The focus of Summer Mission Households (SMH) was service. We had sessions where we listened about being servant-hearted; about the importance of letting people serve you, as well as offering to serve yourself; about taking joy in serving, and realising how each little thing no matter how dull it may seem at the time, is working for God’s kingdom. In this spirit we threw ourselves into the service projects to which we were allocated. One (which I didn’t see first hand) was Clay Church. I believe this was set up by one man who basically gathers groups together and goes to more run down or abandoned areas of Glasgow to do ‘guerrilla gardening’ i.e. mass weeding and planting of pulbic spaces, but without the permission of the authorities!
The project I was most involved with was Missionaries of Charity – a kids’ club run for three weeks during the summer holidays by a group of nuns stemming from the movement of sisters established by Mother Teresa. We spent 3 hours a day with them playing games, singing songs, doing crafts and skits and one outing to the park.
|Housework in Belleisle St|
Other projects were at the Preshal Centre and Bellisle Street. Bellisle Street is the location of our host community’s offices, where we did some painting, cleaning and re-arranging of rooms. The Preshal Centre is a homeless shelter providing a place for sharing experiences and building friendships. We were there primarily to serve and clear lunch, but also ended up leading a little sing-a-long, participating in a snooker tournament, and chatting and hearing their stories which really moved some of us.
Another major focus of the fortnight was a series of training sessions, working through a ‘household manual’. Households are a common thing throughout the Sword of the Spirit communities. They’re single sex houses, teaching the importance of compromise and the beauty of common living. All expenses are shared including the buying of food, spending evenings doing house activities to get to know each other are encouraged, and it’s important to have the house available for events and visitors. It’s also a great way to give insight into Christian life to those who perhaps aren’t so familiar with it. Of course, each house varies depending on those living there. It is up to the residents how to organise the daily morning prayer, and who has which role within the house e.g. treasurer, events co-ordinator, shopper, etc.

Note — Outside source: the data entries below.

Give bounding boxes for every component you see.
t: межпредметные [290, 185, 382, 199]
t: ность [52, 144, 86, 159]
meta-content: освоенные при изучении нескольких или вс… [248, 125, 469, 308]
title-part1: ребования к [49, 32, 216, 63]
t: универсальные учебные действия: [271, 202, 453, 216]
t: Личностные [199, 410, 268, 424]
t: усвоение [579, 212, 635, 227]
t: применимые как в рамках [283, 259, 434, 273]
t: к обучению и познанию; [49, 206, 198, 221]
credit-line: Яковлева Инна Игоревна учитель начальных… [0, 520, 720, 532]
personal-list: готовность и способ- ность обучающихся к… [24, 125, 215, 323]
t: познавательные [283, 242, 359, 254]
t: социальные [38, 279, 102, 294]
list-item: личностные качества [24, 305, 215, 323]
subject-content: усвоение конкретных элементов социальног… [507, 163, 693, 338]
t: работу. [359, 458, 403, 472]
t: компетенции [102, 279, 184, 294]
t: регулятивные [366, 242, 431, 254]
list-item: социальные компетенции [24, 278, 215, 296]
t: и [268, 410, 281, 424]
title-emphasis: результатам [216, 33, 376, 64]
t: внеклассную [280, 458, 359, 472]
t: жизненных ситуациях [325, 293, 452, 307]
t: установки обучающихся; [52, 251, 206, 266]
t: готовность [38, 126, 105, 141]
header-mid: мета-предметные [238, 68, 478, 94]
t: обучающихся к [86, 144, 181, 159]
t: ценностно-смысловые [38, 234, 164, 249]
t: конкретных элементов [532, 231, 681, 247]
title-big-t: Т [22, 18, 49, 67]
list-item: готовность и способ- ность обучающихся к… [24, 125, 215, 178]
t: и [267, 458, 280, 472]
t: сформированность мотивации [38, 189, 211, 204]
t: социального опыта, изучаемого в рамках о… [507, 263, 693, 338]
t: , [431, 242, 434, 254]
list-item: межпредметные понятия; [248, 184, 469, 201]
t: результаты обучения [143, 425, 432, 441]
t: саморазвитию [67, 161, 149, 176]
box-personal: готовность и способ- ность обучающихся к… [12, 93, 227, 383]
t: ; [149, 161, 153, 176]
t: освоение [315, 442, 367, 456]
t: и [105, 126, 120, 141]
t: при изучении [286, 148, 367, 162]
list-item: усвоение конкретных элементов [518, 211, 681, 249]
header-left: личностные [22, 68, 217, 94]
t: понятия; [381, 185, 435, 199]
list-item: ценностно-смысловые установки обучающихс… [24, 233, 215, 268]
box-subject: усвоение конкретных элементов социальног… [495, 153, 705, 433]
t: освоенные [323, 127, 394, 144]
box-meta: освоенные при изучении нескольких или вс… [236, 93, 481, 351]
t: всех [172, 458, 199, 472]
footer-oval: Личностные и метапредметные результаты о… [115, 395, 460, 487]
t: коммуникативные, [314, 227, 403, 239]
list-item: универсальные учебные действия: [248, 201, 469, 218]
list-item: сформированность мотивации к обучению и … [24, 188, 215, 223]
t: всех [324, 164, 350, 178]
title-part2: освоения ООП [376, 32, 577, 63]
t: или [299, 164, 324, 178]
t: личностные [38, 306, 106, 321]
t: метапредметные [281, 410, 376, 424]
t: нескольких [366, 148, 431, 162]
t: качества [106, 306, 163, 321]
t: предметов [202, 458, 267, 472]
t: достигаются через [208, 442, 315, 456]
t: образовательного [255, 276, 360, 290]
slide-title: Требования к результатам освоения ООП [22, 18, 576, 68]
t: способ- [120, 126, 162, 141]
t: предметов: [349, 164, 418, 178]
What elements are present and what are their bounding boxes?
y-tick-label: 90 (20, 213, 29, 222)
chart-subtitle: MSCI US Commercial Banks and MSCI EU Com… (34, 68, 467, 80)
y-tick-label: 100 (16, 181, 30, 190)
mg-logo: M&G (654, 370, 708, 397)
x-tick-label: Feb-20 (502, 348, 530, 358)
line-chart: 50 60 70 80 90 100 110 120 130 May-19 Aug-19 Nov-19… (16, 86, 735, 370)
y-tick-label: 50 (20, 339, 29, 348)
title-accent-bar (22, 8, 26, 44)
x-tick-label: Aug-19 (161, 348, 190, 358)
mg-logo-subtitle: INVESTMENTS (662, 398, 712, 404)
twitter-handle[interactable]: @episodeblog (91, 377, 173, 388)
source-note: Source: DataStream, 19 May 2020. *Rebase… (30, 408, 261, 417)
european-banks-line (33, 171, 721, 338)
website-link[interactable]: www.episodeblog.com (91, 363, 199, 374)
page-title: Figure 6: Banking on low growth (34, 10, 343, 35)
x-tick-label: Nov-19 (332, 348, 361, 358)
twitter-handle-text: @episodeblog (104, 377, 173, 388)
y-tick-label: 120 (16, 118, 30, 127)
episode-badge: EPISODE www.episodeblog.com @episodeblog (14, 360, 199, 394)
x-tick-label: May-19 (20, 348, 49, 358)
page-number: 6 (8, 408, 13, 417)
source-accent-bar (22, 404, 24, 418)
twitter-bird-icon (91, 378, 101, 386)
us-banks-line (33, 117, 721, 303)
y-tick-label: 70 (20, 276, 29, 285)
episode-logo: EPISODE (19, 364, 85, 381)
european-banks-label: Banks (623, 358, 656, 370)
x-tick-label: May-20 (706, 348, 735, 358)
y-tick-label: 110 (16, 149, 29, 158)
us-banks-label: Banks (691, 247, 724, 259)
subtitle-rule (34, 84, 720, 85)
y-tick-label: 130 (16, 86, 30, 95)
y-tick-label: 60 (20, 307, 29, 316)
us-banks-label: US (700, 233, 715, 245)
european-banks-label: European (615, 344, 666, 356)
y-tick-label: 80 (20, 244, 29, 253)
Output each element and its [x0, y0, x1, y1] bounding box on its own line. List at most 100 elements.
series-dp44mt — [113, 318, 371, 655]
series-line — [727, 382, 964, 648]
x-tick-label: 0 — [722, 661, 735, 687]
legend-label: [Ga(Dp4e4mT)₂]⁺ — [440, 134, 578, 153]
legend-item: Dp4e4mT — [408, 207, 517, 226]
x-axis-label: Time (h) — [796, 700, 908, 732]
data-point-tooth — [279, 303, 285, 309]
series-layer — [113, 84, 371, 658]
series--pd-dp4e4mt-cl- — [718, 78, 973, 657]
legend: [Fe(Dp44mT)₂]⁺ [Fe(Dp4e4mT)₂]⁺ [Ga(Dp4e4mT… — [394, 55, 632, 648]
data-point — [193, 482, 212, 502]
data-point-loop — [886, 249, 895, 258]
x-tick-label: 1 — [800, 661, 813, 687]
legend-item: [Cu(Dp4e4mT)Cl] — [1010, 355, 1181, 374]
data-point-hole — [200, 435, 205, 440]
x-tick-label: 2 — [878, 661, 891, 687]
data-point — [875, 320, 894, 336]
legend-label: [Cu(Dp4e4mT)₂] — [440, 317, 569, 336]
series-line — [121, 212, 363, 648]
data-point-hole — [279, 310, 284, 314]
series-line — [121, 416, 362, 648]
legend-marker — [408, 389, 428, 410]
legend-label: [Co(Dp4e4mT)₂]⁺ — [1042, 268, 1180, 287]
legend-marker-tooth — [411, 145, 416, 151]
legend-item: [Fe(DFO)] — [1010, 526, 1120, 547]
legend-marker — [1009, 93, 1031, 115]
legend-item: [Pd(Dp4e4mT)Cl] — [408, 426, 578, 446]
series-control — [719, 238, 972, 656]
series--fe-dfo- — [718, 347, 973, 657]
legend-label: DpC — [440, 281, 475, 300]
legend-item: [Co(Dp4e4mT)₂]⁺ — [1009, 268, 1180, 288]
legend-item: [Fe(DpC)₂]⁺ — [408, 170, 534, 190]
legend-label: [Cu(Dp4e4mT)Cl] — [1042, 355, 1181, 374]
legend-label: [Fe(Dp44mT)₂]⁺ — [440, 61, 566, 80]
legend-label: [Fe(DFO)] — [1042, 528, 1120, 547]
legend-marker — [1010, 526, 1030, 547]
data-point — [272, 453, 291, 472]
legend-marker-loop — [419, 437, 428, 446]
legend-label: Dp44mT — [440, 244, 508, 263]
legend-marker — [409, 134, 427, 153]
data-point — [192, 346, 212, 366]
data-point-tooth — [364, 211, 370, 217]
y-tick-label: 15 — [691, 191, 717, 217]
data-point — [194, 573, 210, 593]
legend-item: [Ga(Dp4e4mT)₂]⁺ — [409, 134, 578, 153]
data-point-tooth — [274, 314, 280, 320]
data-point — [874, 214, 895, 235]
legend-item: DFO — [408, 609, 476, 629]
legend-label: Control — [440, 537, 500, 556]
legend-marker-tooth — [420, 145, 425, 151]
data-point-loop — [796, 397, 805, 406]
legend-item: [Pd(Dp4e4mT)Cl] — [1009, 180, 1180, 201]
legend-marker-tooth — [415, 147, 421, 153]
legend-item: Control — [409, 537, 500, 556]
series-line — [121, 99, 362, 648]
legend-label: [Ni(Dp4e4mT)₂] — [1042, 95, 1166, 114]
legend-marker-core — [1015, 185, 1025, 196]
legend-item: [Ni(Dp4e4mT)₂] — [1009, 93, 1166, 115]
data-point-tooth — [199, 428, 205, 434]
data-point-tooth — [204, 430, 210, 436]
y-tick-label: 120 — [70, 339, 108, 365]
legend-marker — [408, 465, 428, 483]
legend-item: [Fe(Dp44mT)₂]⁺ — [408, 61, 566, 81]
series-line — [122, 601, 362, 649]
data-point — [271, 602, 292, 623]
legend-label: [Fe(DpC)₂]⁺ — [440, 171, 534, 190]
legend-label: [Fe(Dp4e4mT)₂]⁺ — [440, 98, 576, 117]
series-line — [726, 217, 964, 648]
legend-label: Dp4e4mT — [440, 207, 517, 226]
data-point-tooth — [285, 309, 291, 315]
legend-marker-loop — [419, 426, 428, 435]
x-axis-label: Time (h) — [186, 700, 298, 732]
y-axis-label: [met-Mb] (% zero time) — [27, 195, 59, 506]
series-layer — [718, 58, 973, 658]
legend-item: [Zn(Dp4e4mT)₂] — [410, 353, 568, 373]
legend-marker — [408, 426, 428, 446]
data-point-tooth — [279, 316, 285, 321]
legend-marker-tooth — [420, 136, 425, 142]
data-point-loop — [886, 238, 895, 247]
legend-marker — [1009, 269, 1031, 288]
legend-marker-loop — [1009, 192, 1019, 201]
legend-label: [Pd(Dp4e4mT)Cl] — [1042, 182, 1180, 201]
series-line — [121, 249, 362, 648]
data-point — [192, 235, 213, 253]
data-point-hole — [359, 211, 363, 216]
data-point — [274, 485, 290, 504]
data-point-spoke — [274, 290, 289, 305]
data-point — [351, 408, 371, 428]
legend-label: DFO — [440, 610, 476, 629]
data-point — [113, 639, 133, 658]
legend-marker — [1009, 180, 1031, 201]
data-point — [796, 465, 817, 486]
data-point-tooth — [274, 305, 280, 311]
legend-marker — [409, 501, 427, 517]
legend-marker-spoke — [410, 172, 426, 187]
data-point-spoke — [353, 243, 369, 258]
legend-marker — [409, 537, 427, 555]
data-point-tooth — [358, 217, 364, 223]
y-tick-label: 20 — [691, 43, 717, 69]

Drawing on how our experience of living during this fortnight, the training sessions looked at how recommendations in the ‘manual’ help us to explore our faith deeper and live with God as the centre. I am going into a household based on this model in London in September for the year.
|Trip to Loch Lomond|
Getting to know the community
Alongside all of this, we had split men’s and women’s sessions, ‘Lord’s Days’ and a few freer, more relaxed, retreat days. Lord’s Day is a weekly occurrence within Sword of the Spirit communities. As the communities are ecumenical, and people are encouraged to worship within their own Church traditions on a Sunday, this is celebrated on Saturday evenings and consists of communion and dinner.
We will forever be grateful to the hospitality of the Glasgow community! We were spread between 3 houses (2 houses of 5 girls, one of 11 guys). Two of these were houses that belonged to members of the community, given for our use over the fortnight. We were hosted by a few families for dinners. Many gave us lifts to and from sessions as one household was a bus ride away from the majority of the community residences. Some of the community’s youth were even helping out with the Missionaries of Charity kids’ club. We had some talking to us – as part of the retreat day, in a session on service, and most notably in the ‘Slice of Life’ sessions where different people were invited to each house to share their testimonies. It was incredibly inspiring to hear how people had retained their faith and trust in God throughout life’s trials!